I think this kind of comparison is a good way to explore how healthcare often focuses on mitigating illness, but does very little (partly because of limited funding) to support wellness. We tend not to act until a problem is significant, while it would make more sense (and potentially save more money in the long run) to put more into upstream, preventative approaches.
It is important to note that we have made progress in beginning to incorporate other evaluative criteria into clinical guidelines, for example B.C.'s Clinical Guidelines (2012) also look at a person's motivation for treatment and the ways in which their disorder is impacting their life (beyond simple physical consequences). I still think there's improvements to be made, but it's encouraging that we are taking steps even if we have many more to take.
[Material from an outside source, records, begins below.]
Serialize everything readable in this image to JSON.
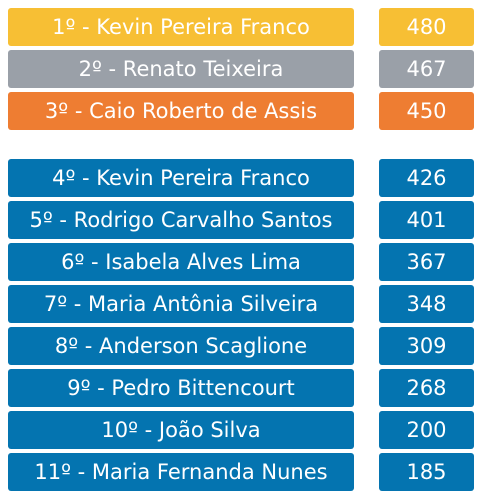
{
  "colors": {
    "gold": "#f7bf34",
    "silver": "#9aa0a8",
    "bronze": "#ee7d32",
    "blue": "#0474b0",
    "text": "#ffffff"
  },
  "ranking": [
    {
      "name": "1º - Kevin Pereira Franco",
      "score": "480"
    },
    {
      "name": "2º - Renato Teixeira",
      "score": "467"
    },
    {
      "name": "3º - Caio Roberto de Assis",
      "score": "450"
    },
    {
      "name": "4º - Kevin Pereira Franco",
      "score": "426"
    },
    {
      "name": "5º - Rodrigo Carvalho Santos",
      "score": "401"
    },
    {
      "name": "6º - Isabela Alves Lima",
      "score": "367"
    },
    {
      "name": "7º - Maria Antônia Silveira",
      "score": "348"
    },
    {
      "name": "8º - Anderson Scaglione",
      "score": "309"
    },
    {
      "name": "9º - Pedro Bittencourt",
      "score": "268"
    },
    {
      "name": "10º - João Silva",
      "score": "200"
    },
    {
      "name": "11º - Maria Fernanda Nunes",
      "score": "185"
    }
  ]
}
This is not just an issue in Canada either. In the U.S., insurance companies use physiologic parameters to determine coverage for individuals seeking treatment. In the U.K., there is a similar struggle as compared to Canada in terms of limited resources in a publicly funded healthcare system, which means people are placed on long wait-lists unless they crash physically and are brought to hospital. By that point there is so much more work to do to get the person back out of the hole they are in. More than likely they will be discharged once they are physically stable, go back to an environment with limited supports, relapse, and repeat. This cycle likely costs more in the long run. The challenge is finding a way to show this numerically.
All of this serves to reinforce the priority of physical (demonstrable) illness. Patients become quite focused on their weight, their BMI, their blood work, their heart rate, etc. Any kind of number they can focus on becomes problematic. The thing is, many people's bodies respond differently to an eating disorder, there are so many factors (the behaviours used, the age of the person, their genetics, their environment, their length of illness, co-morbid issues, etc.) Some people's bodies will react dramatically to eating disorder behaviours: their blood work will show up with abnormal values, an ECG might show significant cardiac changes, etc. Other people's bodies will react differently.
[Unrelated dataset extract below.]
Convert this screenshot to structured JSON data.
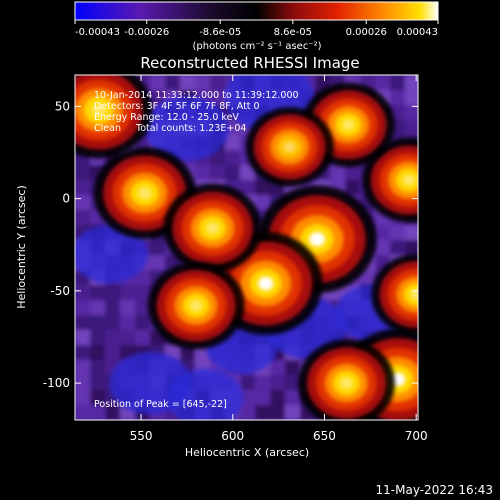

Some studies have looked at how effective blood work is in terms of evaluating patient's health and found that more than 50% do not have abnormal blood work even in the context of severe illness (NCBI, 2011). It is important to note the study referenced here only focuses on anorexia nervosa and EDNOS (now known as OSFED) and the parameters around these diagnoses have changed since this study was done. Studies such as this are important, but again, do little to take into account the life impact and psychological distress that eating disorders also cause. Blood work is certainly a useful tool, physiological parameters are also a useful tool, but are only part of the whole picture of a person struggling with an eating disorder
This idea of not being sick enough plagues people and I wish there were an easy solution to overcoming it. To do so we need to tackle issues in healthcare and our culture that are far beyond the individual. This is challenging but possible. It will just take work. An easier place to start is with the individual because as individuals we have the power to remind ourselves (even if we don't believe it) that there is no "sick enough," there is only having enough of being sick. Have you had enough?